To achieve more of a leadership role in the city or region requires planning and foresight, areas of specialism need to be selected carefully and invested into over a number of years. Links between State-wide start-ups and incubators need to be fostered and aligned by State government priorities as well as through universities and industry initiatives. Above all a dialogue between academic-industrial and government partners needs to be nurtured and made to underpin all investment planning. Through this alignment of focus and investment, greater returns can be achieved for students, industry, the academy and government.

Our new societies are above all about collaboration not competition. It is critical that this is acknowledged as we build our 21st century communities.

The next blog post will consider ‘STEM, STEAM and impact’.

Link to book:

de Freitas, S. Education in Computer Generated Environments. London & New York: Routledge


New generation of students for new learning

Universities are clearly at a fork in the road, however, with the right vision that blends new more real world and exploratory pedagogy with a greater flexibility – a more personalised experience for learners will result.

We will need to renew our learning spaces, trial and blend our learning and teaching practices to match the new generations and create greater flexibility for supporting these more personalised learning experiences. But the advantages will be beneficial in numerous ways: better alignment with the workplace, proactive dialogue with our communities and social support for real world problems through translational research and work and community integrated learning outcomes. 

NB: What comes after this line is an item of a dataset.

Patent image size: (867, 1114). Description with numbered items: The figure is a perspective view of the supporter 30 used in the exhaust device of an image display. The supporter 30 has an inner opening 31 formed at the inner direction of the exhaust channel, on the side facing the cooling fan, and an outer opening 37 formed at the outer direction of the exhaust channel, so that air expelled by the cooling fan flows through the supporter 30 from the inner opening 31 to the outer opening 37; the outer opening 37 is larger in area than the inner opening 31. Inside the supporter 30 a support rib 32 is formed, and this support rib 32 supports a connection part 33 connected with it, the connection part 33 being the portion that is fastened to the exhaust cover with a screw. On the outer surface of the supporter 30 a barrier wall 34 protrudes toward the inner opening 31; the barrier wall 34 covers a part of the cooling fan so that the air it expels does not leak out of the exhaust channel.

To achieve this, we will also have to find new ways to collaborate more closely as a sector and work more closely with industry.

With rising numbers of global and lifelong students, open access to universities within and beyond the undergraduate curriculum, ease of access to high quality learning materials and lifelong learning for all, the future is not as uncertain as many commentators would like to think… In fact the need for learning is growing significantly and the requirements of re-education are gaining with every career change we take. Clearly the need for high quality education is not decreasing and is set to continue to grow with new markets of on shore and off shore learners.

The Generation Zers coming into our universities will present us with challenges for sure, but in the end they are just a new generation of learners who need to be scaffolded through the learning process like any other generation. They want to be inspired to learn more from subject specialists and want to emerge from the hallowed halls of universities globally competitive and ready to make their unique contribution to the workplace. They may face greater chances of unemployment and need a wider range of soft skills, but most universities are well prepared and resourced to provide an excellent education using methods that are financially sustainable and quality that can be assessed to a high standard.